Set to William Tell's Overture... Just about perfect timing with the score.

True, my eye was definitely on today, but the matches did light quite easily too though.
Matches were accidently microwaved for 5 minutes... I meant to do them for 50 seconds but went well beyond... It made them "tinder" dry...
I'll have to try this again to see if I can get ALL of them to light up!


----------



## Ordo (Feb 11, 2018)

What?!


----------



## MOJAVE MO (Apr 11, 2018)

HolyMoly!

Sent from my SM-G965U using Tapatalk


----------



## SJAaz (Apr 30, 2019)

Bill, I'm pretty sure that can't be done...   :thumbsup:


----------



## Bill Hays (Aug 9, 2010)

Ordo said:


> What?!


The wind noise was so bad (notice how the smoke goes directly toward the camera) I had to put music or do a voice over... BUT I needed it to be uncut though... so it's a touch longer than needed because of the times I had to check and see if I hit it or not... and then I wasn't sure what happened when that 4th match lit the 5th as well, so I had to look at that too.


----------



## Bill Hays (Aug 9, 2010)

MojaveMoonshineMo said:


> HolyMoly!
> 
> Sent from my SM-G965U using Tapatalk





SJAaz said:


> Bill, I'm pretty sure that can't be done...   :thumbsup:


Thanks Guys, just trying to see what's possible with a fork and some bands...


----------



## Kalevala (Jul 20, 2014)

Not as perfect as Bill wanted, but awesome shooting anyway :bowdown: :headbang:


----------



## James West (Dec 6, 2014)

Great to see videos being uploaded on your channel again mr Hays 
Fantastic shooting


----------



## Bill Hays (Aug 9, 2010)

Kalevala said:


> Not as perfect as Bill wanted, but awesome shooting anyway :bowdown: :headbang:





James West said:


> Great to see videos being uploaded on your channel again mr Hays
> Fantastic shooting


Thank you Gentlemen, you're both just as good I'm sure... We all just need better source for fun targets like matches is all


----------



## hoggy (Apr 17, 2017)

good shooting. always inspiring.


----------



## SJAaz (Apr 30, 2019)

Bill Hays said:


> Kalevala said:
> 
> 
> > Not as perfect as Bill wanted, but awesome shooting anyway :bowdown: :headbang:
> ...


What we need is much bigger matches!!


----------



## Covert5 (Feb 7, 2018)

Awesome video and shoot'n Mr.
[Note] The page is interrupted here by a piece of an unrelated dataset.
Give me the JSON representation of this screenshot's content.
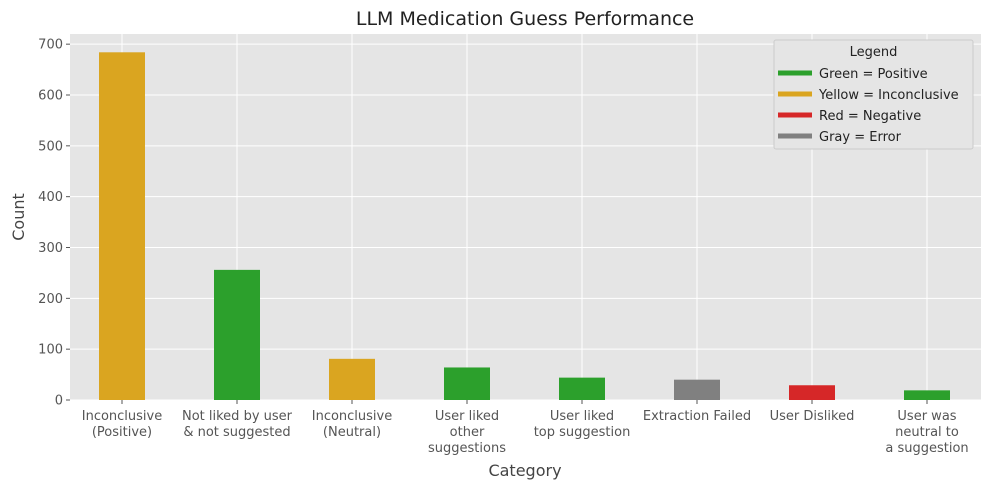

Hays! Not to mention multiple lit matches in one video, but 2 with one steely! Unreal!


----------



## Bill Hays (Aug 9, 2010)

Covert5 said:


> Awesome video and shoot'n Mr. Hays! Not to mention multiple lit matches in one video, but 2 with one steely! Unreal!


Thanks Man!

Yeah, the 4th and 5th match were to close together apparently... what I need is a bigger box... but then it wouldn't all fit in the video frame right I thought.


----------



## MakoPat (Mar 12, 2018)

Whoa! Amazing.


----------



## Tag (Jun 11, 2014)

Awesome accuracy Fantastic video


----------